2) Vincenzo Iaquinta

He was voted's Flop of the Match and, on the hour mark, was replaced by goal scorer and fans' vote for Top of the Match, Giampaolo Pazzini, so it's little surprise we find the Juve man standing on the thinnest of ice. Not to suggest that he's past it, but the 29-year-old lacks a cutting edge and isn't even a regular at club level. What saves his skin in this instance is his versatility. More on that later.

1) Fabio Quagliarella

And so it is the man once allegedly targeted by Manchester United who falls foul of being not quite good enough. Italy's entire forward line was a disappointment at the weekend, but with Antonio Di Natale injured, he was not even a candidate for the vote-off and it is Iaquinta's ability to play an auxiliary wide role that has seen him survive the cut at the expense of Udinese's wonder-goal extraordinaire.

Though just one player has been voted off, in effect, two changes, in this scenario, would be needed to face the Irish. Pazzini's goal as well as his domestic form for Sampdoria as good as demands a place from Lippi, and another young man fast growing in stature up front is Giuseppe Rossi at Villarreal.

With the two of them brought in, the formation would remain very much the same, with Rossi wide left, Pazzini through the middle and Iaquinta remaining on the right. Rumours in the Italian press are already reporting that Lippi is leaning towards a change similar to this, but with Simone Pepe replacing Iaquinta to complete a full overhaul of the forward line.

A vast majority seem settled on the fact that 4-3-3 is just not a very Italian formation and it's hard to argue with such a sentiment. However, due to the squad selected for this double header, there are no sufficient players to supplement a switch to the more familiar 4-3-1-2 or diamond midfiield.
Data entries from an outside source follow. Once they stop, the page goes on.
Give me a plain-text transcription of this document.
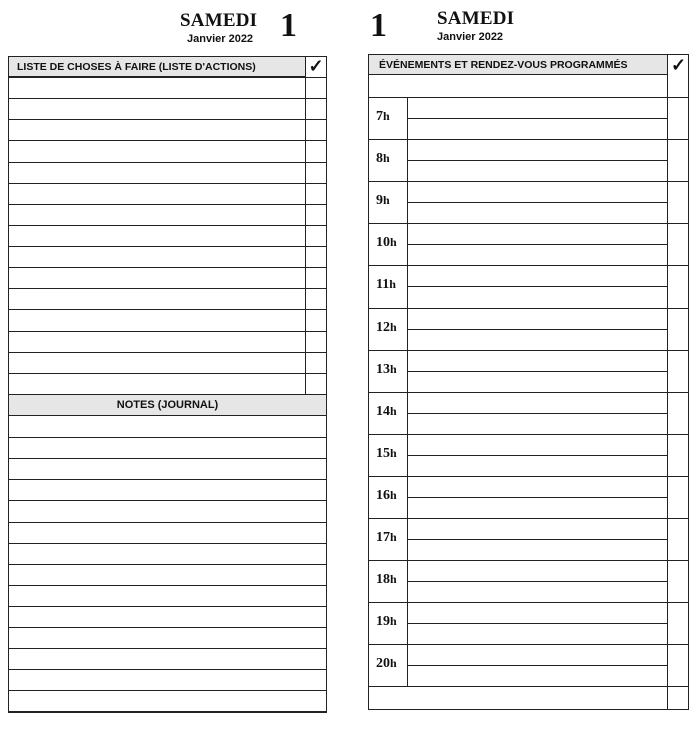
SAMEDI
Janvier 2022 1 1	SAMEDI
Janvier 2022
LISTE DE CHOSES À FAIRE (LISTE D'ACTIONS)	✓
NOTES (JOURNAL)
ÉVÉNEMENTS ET RENDEZ-VOUS PROGRAMMÉS ✓
7h
8h
9h
10h
11h
12h
13h
14h
15h
16h
17h
18h
19h
20h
The question on everybody's lips in such a scenario is who, just who should be appointed the prestigious position of trequartista. Should Francesco Totti come out of retirement? Is it a role that Alessandro Del Piero can fulfil in his twilight years? Some are even suggesting Lippi's adversary Cassano, and then there is the youthful option of Sebastian Giovinco.

It makes little difference, because due to injuries here and coaching decisions there, none of them are in the squad. The 4-3-3 phenomenon, made famous by the great Roberto Donadoni, will live to fight at least one more day. Azzurri fans will just be hoping it doesn't end in embarrassment.